NEW YORK The National Advertising Division (NAD) of BBB National Programs recommended that T-Mobile US, Inc. discontinue all claims that it has the most reliable 5G network according to third-party testing company, umlaut. T-Mobile will appeal NAD's decision. The express and implied claims, which appeared in two television commercials and internet advertising, were challenged by AT&T Services, Inc.
In support of its superior 5G network reliability claim, T-Mobile relied on the results of an audit report conducted by umlaut. The umlaut report uses crowdsourced data collected from mobile phones by software that operates in the background of apps downloaded from the Google Play app store.
NAD noted that umlaut's scoring for 5G network reliability tested the following three metrics:
- 5G Coverage Reach the ability of the phone to find 5G coverage;
- 5G Connection Share an evaluation of how many user's data speed samples involved a 5G connection; and
- DL speed an evaluation of how many download samples are good for supporting popular services like basic internet, HD video and UHD video.

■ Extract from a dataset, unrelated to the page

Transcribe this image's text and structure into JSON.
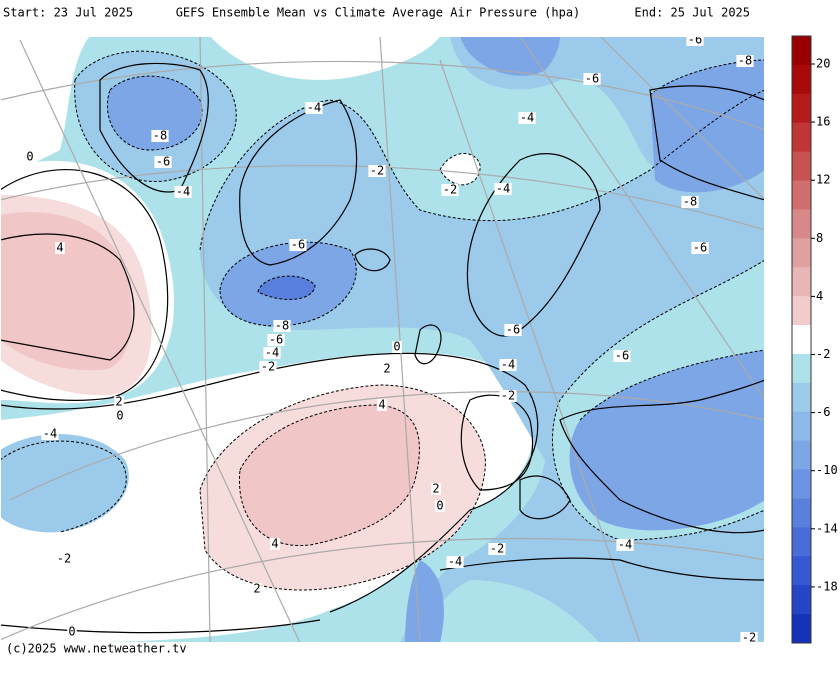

Although T-Mobile argued that many consumers toggle between 4G and 5G and umlaut's testing methodology represents how many consumers currently use 5G as a supplement to 4G, NAD determined that non-5G data cannot be used to support a claim about a 5G network.
NAD noted that a claim about reliability reasonably conveys the message that consumers can use the network and stay connected for their intended purpose or to complete their task. NAD noted that umlaut testing measures two coverage metrics and one speed metric. While NAD agreed that speed and coverage are important to consider when talking about 5G network reliability, speed and coverage alone cannot support a reliability claim.
For these reasons, NAD found that umlaut's methodology for testing the reliability of 5G networks was not a good fit for T-Mobile's "most reliable" 5G network claim because the data used for analysis was conducted on both 5G and non-5G networks and the metrics used did not accurately measure reliability. Accordingly, NAD recommended that T-Mobile discontinue any and all express and implied claims that T-Mobile is the "most reliable 5G network" according to umlaut.
In its advertiser statement, T-Mobile stated that it "is disappointed with and will appeal NAD's decision." Further, the advertiser referenced umlaut's determination that "T-Mobile's 5G network is the most reliable 5G network in the United States" and stated that "like other similarly situated advertisers, T-Mobile should be able to advertise this independent award. Because T-Mobile strongly disagrees with NAD's recommendation that it not do so, it will appeal NAD's decision."
Such appeals of NAD decisions are made to the BBB National Programs' National Advertising Review Board (NARB), the appellate-level truth-in-advertising body of BBB National Programs.